Directed by Richard Linklater
Opens April 27
Richard Linklater's small-town chronicle adapts the true story of Bernie Tiede, a beloved, sweet-tempered Texas mortician who became a wealthy widow's pal and factotum. Friendships with wealthy widows are rarely described as "true stories" unless something awful happened, and sure enough, 81-year-old Marjorie was found dead in a freezer (in 1997), with Bernie the rueful culprit. Bernie—the first-name-basis of the title expresses the man's popularity around town, as a personality, a community musical director, or just a sympathetic ear—relates how their relationship got to that point.
Jack Black plays Bernie, without a wink but with a mustache, opposite Shirley MacLaine as grumpy "Marge," though really Black's airy-twanged, innocent turn is at the center of the film, populated by townsfolk, both dramatized and real. Linklater, who attended the original murder trial, has always had an interest in the daisy-chaining of story-telling, and here actual Carthage, Texas, natives punctuate the drama with to-camera scenes of gossip-commentary (and look to be having a ball doing it). Grating dysfunction develops between frustrated Bernie, who's given increasing leeway with Marge's finances, and Marge, who grows more capricious and cruel, in proportion to her isolation fed by shrewish reputation and gated estate.

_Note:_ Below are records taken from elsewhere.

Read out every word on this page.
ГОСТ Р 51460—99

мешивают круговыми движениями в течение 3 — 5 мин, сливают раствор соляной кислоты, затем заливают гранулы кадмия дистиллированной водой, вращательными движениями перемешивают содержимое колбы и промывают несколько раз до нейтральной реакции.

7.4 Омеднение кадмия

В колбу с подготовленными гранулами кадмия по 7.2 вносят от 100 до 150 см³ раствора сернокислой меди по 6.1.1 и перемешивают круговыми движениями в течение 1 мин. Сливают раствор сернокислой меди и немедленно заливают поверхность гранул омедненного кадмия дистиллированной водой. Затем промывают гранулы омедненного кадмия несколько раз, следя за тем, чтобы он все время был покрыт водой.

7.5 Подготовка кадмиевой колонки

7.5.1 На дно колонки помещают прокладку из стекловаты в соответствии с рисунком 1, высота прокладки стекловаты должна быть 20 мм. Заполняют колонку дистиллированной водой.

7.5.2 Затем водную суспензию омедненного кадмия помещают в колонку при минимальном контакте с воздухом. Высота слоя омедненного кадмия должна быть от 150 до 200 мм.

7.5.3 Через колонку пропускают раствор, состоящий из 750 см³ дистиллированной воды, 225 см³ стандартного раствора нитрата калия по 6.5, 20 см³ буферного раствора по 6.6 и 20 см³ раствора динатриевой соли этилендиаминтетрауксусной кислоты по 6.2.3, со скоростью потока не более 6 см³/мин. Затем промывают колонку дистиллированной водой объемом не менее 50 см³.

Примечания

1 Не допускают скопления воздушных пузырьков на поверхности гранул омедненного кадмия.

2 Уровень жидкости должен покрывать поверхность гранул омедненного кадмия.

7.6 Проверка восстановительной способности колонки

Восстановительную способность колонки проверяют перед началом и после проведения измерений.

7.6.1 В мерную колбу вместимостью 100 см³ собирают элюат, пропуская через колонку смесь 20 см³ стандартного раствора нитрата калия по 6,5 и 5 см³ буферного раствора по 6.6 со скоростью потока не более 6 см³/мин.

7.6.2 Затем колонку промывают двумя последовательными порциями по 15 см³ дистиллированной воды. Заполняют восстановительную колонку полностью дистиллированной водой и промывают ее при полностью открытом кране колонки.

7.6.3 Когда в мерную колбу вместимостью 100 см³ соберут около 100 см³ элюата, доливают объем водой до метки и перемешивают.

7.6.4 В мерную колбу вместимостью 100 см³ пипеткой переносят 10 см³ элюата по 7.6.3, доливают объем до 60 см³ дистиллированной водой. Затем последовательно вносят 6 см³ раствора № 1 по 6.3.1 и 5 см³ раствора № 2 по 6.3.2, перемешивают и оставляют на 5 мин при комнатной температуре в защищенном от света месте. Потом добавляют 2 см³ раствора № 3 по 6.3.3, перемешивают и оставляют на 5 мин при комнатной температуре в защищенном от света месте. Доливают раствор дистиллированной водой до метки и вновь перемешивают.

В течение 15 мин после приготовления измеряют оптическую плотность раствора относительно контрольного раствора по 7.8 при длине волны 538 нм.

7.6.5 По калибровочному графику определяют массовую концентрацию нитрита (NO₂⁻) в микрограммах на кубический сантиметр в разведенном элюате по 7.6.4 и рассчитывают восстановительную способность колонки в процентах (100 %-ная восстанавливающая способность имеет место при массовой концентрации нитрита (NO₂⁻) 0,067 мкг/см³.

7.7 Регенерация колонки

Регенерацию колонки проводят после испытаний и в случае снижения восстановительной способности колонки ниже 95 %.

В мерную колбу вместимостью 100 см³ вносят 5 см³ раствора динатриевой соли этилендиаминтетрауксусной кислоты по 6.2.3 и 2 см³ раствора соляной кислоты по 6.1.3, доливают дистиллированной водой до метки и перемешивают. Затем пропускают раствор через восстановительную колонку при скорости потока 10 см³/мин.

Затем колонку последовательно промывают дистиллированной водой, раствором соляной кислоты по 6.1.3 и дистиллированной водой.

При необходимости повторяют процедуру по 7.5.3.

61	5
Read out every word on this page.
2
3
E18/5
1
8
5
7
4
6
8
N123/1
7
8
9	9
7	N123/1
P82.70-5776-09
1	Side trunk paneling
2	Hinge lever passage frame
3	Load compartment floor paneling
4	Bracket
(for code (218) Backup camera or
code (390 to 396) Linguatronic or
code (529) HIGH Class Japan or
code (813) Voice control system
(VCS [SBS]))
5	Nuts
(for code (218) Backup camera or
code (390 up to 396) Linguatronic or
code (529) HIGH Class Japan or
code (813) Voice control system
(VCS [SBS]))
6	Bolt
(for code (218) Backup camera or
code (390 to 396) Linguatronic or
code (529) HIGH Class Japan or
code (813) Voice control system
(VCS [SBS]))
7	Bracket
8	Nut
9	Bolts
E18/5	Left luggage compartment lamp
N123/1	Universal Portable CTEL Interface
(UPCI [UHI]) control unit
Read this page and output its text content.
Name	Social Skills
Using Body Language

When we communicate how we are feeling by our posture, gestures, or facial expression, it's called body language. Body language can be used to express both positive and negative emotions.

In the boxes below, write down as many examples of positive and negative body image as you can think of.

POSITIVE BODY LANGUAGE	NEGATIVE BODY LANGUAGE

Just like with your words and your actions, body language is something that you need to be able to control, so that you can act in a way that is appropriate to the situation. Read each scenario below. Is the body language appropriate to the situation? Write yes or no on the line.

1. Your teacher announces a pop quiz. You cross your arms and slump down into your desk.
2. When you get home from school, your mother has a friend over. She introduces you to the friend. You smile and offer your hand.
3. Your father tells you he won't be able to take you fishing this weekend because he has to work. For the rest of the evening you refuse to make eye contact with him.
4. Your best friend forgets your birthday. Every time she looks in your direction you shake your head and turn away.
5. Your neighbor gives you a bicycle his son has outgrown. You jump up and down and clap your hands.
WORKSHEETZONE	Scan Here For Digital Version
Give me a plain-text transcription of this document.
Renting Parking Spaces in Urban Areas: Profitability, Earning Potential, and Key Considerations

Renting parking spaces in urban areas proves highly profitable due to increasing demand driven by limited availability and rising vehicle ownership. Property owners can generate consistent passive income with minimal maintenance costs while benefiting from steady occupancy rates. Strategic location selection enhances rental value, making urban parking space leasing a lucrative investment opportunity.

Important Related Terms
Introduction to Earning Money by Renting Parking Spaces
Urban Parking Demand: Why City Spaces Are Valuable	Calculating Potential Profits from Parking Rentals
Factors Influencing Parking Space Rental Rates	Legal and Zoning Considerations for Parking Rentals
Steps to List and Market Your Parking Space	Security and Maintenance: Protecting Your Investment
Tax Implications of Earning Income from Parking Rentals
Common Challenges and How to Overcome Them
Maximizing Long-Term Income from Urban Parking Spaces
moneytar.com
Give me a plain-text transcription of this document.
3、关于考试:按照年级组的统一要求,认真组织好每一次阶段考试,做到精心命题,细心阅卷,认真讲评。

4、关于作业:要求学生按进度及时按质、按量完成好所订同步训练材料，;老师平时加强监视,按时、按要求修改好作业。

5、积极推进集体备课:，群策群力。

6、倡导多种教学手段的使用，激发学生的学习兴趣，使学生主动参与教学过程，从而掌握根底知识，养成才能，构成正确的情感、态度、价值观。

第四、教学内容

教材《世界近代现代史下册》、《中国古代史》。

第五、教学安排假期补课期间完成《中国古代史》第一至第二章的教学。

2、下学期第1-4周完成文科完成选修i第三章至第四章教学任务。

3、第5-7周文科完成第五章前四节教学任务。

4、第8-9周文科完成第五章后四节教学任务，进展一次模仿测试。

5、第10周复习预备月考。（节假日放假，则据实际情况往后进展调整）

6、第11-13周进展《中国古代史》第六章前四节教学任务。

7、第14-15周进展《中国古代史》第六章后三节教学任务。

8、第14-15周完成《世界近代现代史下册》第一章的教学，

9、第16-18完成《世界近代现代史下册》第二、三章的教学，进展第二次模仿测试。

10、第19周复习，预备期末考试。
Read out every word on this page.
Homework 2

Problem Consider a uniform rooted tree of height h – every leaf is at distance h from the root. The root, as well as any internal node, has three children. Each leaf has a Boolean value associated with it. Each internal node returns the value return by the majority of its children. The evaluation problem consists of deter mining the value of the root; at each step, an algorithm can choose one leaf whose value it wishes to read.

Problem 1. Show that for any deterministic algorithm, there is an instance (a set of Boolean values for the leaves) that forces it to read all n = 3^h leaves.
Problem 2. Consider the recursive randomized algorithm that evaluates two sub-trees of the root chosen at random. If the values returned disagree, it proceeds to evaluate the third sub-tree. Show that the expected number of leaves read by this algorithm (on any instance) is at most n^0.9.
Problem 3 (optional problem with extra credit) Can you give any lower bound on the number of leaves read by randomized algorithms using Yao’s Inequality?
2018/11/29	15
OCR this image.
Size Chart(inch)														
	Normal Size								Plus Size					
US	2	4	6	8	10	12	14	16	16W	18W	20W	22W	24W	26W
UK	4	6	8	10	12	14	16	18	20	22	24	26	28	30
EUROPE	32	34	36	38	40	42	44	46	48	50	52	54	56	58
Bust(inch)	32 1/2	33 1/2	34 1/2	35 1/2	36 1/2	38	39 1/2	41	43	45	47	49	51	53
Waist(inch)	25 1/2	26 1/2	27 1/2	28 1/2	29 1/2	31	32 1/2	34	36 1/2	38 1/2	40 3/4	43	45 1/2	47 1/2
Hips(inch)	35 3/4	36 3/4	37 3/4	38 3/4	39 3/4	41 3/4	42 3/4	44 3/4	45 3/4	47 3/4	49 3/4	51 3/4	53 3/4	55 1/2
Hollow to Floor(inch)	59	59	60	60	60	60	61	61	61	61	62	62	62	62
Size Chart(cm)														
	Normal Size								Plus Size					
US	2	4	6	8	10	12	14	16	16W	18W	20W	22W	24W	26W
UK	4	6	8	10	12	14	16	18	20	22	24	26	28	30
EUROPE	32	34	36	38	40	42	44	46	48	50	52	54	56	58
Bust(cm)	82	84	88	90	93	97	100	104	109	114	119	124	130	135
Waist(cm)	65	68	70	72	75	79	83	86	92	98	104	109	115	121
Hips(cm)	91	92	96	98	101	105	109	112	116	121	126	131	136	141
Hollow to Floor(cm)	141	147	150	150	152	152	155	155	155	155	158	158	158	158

When the crime happens (to Bernie's own surprise), the voice of authority that emerges belongs to Matthew McConaughey, as a district attorney intent on nabbing him for the crime. But as a diner-counter convo with locals (and the interpersed commentary bits) show, the DA's is just one opinion among many. Just as Linklater goes inside the relationship betwen Bernie and Marge (and then, post-murder, his cover-up and extravagant acts of charity), he tries to convey that, far from a matter of open-and-shut cases, it's a matter unfolding in a genuine community with its own methods of digesting shock, not to mention defining justice.